Inmates here have completed their administrative processing and are currently awaiting their new identities before immediate relocation to the outer territories.

Carriage House Entrance: The next cart to Punishment Park Pavillions departs at precisely 14:00. Please ensure all asset forfeiture paperwork is stamped in triplicate.

Former Identity: Bartholomew the Bold.
New Designation: Inmate Nightsoil-Sprout. The courts have declined the request for choice at this time. The most uncomfortable name was chosen. Detained for the third offense of missing the tithing due date.
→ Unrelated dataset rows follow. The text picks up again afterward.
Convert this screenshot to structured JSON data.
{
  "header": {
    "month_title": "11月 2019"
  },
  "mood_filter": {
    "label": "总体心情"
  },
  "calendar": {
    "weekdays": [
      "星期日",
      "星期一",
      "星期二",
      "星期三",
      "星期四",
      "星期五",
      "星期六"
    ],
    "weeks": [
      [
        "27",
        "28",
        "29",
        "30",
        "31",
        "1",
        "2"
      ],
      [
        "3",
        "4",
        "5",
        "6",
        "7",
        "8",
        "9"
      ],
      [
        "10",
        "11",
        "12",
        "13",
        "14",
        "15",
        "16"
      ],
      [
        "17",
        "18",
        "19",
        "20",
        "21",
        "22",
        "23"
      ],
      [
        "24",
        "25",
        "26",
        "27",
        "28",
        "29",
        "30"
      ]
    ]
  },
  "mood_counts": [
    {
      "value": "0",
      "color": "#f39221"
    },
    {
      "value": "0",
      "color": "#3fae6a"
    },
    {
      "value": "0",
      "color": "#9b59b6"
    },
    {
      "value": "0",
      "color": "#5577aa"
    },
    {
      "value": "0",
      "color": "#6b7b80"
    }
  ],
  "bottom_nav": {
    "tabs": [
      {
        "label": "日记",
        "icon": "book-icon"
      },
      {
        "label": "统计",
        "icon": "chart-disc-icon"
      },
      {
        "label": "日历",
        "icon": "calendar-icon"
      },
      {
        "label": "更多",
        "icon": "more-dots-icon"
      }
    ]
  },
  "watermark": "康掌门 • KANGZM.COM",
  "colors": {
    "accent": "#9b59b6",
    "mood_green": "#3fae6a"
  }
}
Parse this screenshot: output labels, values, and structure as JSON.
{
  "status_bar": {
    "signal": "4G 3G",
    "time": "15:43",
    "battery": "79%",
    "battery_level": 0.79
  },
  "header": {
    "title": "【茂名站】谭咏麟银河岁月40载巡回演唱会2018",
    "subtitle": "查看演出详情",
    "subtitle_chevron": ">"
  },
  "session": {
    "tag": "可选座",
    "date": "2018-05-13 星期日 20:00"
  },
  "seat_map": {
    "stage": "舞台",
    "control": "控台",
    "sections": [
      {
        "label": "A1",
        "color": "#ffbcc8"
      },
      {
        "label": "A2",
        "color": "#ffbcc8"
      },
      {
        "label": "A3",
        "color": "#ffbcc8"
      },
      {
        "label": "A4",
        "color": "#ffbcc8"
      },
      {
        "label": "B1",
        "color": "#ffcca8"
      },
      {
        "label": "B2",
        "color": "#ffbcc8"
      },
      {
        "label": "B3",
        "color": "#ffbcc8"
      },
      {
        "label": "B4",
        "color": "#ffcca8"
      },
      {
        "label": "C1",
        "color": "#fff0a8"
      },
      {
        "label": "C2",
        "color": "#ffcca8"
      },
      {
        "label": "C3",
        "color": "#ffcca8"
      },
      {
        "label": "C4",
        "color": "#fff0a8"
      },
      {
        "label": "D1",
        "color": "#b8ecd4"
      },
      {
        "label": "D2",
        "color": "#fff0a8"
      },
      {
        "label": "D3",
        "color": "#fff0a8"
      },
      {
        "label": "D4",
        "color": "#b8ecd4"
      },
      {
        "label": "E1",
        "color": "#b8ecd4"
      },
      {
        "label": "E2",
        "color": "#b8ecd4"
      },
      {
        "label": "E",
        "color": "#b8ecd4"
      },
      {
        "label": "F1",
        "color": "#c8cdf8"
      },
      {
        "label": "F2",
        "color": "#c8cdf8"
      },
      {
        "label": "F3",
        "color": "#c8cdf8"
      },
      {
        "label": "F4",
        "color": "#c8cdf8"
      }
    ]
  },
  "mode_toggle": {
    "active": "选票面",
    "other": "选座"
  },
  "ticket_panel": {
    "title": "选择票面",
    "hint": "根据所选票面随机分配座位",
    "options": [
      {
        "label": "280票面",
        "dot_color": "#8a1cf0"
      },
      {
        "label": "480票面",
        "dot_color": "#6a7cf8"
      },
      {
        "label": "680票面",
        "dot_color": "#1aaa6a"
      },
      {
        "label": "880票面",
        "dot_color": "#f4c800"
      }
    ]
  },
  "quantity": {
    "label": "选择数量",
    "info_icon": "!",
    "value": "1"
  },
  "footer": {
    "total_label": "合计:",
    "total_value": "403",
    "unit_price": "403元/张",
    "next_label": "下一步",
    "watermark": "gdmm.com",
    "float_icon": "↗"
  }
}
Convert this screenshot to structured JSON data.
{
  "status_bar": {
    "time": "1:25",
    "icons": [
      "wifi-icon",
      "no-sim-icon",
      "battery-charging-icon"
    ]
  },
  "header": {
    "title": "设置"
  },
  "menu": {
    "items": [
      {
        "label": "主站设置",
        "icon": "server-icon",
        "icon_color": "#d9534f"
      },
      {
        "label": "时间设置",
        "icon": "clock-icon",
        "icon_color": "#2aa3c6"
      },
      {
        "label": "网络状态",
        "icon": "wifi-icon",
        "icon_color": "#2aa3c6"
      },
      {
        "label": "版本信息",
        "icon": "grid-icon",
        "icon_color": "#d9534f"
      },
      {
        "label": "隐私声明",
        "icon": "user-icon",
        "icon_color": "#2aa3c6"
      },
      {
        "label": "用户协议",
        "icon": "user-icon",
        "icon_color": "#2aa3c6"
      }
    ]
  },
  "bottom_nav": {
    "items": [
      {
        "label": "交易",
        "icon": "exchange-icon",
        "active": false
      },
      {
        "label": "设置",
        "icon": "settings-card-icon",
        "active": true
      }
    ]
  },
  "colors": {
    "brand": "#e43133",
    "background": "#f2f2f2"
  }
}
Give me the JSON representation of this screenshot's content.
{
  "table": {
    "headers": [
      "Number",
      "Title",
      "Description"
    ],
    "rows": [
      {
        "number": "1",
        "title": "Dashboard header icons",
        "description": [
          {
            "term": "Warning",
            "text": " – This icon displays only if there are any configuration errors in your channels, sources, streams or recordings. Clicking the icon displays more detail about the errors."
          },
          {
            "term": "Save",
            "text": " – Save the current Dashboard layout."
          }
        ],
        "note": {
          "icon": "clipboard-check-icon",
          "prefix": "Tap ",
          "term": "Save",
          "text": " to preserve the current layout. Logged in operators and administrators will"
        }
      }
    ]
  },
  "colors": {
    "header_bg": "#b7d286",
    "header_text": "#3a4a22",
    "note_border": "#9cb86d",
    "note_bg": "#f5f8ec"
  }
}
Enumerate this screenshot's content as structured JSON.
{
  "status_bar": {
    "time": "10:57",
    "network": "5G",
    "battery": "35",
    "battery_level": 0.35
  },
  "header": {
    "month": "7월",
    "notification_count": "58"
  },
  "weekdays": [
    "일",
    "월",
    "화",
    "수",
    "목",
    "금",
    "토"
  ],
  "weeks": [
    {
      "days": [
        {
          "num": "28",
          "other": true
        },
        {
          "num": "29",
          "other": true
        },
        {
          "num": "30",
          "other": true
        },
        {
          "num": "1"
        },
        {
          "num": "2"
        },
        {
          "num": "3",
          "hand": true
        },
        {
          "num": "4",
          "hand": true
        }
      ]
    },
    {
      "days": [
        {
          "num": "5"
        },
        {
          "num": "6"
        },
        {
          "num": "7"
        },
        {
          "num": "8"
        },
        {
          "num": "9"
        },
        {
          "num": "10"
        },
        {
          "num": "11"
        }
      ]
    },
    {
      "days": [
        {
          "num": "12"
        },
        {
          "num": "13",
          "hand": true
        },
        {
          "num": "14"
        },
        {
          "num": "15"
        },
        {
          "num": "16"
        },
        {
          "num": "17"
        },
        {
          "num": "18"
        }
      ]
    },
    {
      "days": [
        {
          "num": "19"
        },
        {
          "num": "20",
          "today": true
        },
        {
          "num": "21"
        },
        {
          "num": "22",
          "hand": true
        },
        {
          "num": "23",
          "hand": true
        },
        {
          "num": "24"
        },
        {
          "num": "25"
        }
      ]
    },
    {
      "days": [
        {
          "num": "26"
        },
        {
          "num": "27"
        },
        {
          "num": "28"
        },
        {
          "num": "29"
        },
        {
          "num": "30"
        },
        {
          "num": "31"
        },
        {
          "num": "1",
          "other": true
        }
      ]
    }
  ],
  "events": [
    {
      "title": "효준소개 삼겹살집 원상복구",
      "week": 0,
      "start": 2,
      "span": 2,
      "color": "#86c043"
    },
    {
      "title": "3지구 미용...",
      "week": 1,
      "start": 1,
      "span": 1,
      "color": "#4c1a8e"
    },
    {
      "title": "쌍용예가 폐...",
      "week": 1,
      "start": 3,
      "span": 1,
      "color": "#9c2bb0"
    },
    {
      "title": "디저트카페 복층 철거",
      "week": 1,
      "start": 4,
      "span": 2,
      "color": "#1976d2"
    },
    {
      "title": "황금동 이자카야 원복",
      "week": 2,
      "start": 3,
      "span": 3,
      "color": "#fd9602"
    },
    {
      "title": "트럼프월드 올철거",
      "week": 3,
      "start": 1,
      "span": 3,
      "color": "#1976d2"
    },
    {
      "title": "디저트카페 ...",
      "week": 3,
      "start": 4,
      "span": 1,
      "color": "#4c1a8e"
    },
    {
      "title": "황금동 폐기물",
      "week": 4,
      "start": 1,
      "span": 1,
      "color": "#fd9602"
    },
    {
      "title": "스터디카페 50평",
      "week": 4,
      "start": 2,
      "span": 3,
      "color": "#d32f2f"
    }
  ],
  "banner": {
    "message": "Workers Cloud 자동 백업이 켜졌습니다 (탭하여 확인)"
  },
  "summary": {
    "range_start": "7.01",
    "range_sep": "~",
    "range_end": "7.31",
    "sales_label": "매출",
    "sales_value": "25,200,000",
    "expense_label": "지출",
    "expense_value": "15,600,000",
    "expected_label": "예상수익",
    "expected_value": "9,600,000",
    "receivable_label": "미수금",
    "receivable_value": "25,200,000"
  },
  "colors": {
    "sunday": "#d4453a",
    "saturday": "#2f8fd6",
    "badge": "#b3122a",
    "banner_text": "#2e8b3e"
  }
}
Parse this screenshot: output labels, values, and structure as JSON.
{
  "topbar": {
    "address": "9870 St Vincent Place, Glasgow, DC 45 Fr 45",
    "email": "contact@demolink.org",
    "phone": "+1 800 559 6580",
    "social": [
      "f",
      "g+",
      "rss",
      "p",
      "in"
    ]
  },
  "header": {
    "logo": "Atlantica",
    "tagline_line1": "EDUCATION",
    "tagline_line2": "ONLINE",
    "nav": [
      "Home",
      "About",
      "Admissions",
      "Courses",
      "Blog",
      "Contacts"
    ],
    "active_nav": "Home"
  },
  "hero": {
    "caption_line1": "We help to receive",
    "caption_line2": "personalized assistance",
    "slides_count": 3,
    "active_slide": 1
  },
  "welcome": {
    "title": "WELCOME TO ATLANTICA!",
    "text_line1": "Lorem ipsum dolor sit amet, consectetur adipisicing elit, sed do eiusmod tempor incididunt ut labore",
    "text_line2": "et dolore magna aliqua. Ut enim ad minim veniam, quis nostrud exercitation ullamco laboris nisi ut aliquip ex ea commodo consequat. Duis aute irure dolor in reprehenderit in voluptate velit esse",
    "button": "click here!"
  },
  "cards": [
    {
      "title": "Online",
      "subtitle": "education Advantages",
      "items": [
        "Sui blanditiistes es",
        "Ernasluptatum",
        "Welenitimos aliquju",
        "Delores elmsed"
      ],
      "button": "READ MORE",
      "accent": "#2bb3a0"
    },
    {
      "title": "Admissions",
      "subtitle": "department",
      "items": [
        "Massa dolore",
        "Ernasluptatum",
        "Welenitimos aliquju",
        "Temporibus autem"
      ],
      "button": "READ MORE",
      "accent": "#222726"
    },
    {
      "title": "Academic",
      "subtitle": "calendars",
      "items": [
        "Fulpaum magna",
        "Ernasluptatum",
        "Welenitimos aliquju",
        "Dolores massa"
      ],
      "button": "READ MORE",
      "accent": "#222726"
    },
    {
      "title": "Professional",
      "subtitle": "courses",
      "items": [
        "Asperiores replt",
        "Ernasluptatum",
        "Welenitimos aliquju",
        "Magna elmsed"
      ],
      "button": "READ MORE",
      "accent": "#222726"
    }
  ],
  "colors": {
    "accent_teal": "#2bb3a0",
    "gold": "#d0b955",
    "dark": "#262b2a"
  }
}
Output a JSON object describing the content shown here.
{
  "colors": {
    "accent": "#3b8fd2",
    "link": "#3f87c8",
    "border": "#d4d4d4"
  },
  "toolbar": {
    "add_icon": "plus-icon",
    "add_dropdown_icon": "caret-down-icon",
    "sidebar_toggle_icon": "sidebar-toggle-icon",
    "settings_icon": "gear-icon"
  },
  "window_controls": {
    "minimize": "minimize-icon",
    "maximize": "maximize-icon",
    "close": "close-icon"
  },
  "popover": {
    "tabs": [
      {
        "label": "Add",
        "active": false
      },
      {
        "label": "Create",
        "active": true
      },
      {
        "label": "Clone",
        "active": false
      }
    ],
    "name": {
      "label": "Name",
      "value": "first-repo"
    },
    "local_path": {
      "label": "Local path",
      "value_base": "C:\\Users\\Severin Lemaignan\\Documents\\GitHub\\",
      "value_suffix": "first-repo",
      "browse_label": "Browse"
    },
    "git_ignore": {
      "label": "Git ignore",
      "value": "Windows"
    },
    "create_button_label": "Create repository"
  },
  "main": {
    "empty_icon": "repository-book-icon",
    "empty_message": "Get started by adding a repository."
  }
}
First offense for the incorrect & offensively improper choice of fertilizer. Atheria looks at you in disgust sir.


Former Identity: Guildmaster Thwice.
New Designation: Inmate 104-Stool. Assigned to the Sub-basement Echo Chambers for acoustic dampening duty.

The Ferret Department

Office of Mustelid Oversight: Headquartered at Whisker & Co.’s Warren in the Giltway, working closely with the Ferret Law Academy. Ferrets are lovely creatures that can sense malicious deeds and a criminal’s intention to flee justice. They do not convict; they simply show where suspicion is suspected.

Deployment Protocols:

When a Watcher, a Magistrate, or a Bard needs a ferret for an investigation or trial, they must officially "check out" the asset through this Office.

Asset Welfare Controls:

The Drift-Vets mobile vet clinic conducts regular, unannounced surprise audits across all wings to ensure field ferrets are not being actively bribed with sweet cream, overworked, or denied proper burrowing material.

If you're a ferret (we know you can read) or know of a ferret in need of representation, our excellent lawyers are always at the ready for any and all your legal needs. Come visit us, at the Law offices of Mustelid Affairs

Active Bounties & Alerts

Please report all sightings to the main desk counter immediately. Do not attempt apprehension yourself.

⚠️ WANTED FERRET

Name: Moustache
Escaped from the academy. He is not mean, just incredibly disrespectful and entirely unfit for civic service. He communicates in our language, but if you chirp at him, he will occasionally chirp back. Contact Phlegm Soupy Stephanie (555-5565).

⚠️ TIMELINE SWINDLER

Wanted for attempting to sell Timeline Customization Machines, only to swindle citizens into purchasing empty boxes. Upon recent confrontation, the perpetrator dryly claimed his machines "simply only went forward in time and at regular speed." May be armed.

⚠️ RESONANCE THIEF

Captured by hand drawing while fleeing the scene of a local farmer's Dream Silk Farm. Believed to be of highly nefarious and wicked intent. Do not approach.